Bradley: I spent four years as Deputy Governor of Illinois. My boss was the now incarcerated, frequently insane Rod Blagojevich. About halfway through, I couldn’t take it anymore. I flew home to New York for a week with every intention of never going back. My friend Rob Galligan and I spent around three hours walking through Central Park, talking about why I hated Rod so much. And by the time we were done, I realized the job wasn’t about Rod. He was just an impediment. The job was about the ways we could help people and do things differently and what I could learn from it. Not shockingly, Rob went on to become a very successful therapist.
Gretchen: Is there a particular motto or saying that you’ve found very helpful? (e.g., I remind myself to “Be Gretchen.”) Or a quotation that has struck you as particularly insightful?

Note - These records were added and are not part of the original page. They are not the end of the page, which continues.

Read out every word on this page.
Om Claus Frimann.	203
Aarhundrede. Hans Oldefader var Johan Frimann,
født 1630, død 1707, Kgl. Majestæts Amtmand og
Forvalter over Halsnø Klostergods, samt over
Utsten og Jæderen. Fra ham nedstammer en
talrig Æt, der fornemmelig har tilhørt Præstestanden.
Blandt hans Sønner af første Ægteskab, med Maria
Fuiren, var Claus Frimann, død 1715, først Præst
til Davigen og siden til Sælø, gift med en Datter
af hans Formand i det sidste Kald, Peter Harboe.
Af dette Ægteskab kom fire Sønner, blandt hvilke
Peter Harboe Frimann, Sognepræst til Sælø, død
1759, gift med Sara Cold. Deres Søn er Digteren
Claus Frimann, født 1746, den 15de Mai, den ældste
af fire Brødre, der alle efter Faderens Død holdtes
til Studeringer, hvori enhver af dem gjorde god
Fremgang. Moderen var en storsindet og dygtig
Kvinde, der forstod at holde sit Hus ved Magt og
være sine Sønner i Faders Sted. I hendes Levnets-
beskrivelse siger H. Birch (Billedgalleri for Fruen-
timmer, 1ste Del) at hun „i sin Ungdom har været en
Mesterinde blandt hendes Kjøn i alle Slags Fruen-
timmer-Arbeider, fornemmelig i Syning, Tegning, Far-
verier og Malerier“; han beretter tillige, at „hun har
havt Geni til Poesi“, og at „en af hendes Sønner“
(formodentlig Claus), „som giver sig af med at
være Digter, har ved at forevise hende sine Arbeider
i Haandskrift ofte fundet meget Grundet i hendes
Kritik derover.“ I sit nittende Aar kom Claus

Bradley: There’s a sign on the wall of my kids’ school that says “Character is what you do when no one is watching.” Whether it’s going home to get more bags and then back outside to pick up our dog’s poop off the street or making the extra effort to recycle or tipping every Uber driver even though the trip is over, you’re out of the car and will never see them again, I think about that sign — and do things I don’t really feel like doing — all the time.
Gretchen: Has a book ever changed your life – if so, which one and why?
Bradley: When I was in elementary school, I read a novel about politics called Advise and Consent by Alan Drury. The minute I finished the book, I knew I wanted to work in politics. Most of real life in politics wasn’t as exciting as the book but enough of it was that I’m grateful to the librarian who handed it to me.
Gretchen: In your field, is there a common misperception or incorrect assumption that you’d like to correct?
Bradley: As a venture capitalist, people outside the field tend to focus on the capitalist part and assume the point of the job is to just make as much money as possible. That’s obviously part of it, but every good VC I know cares far more about building new companies, launching new ideas and disrupting the status quo than just making a good return. You don’t become a VC to get rich. You become a VC because you like blowing things up.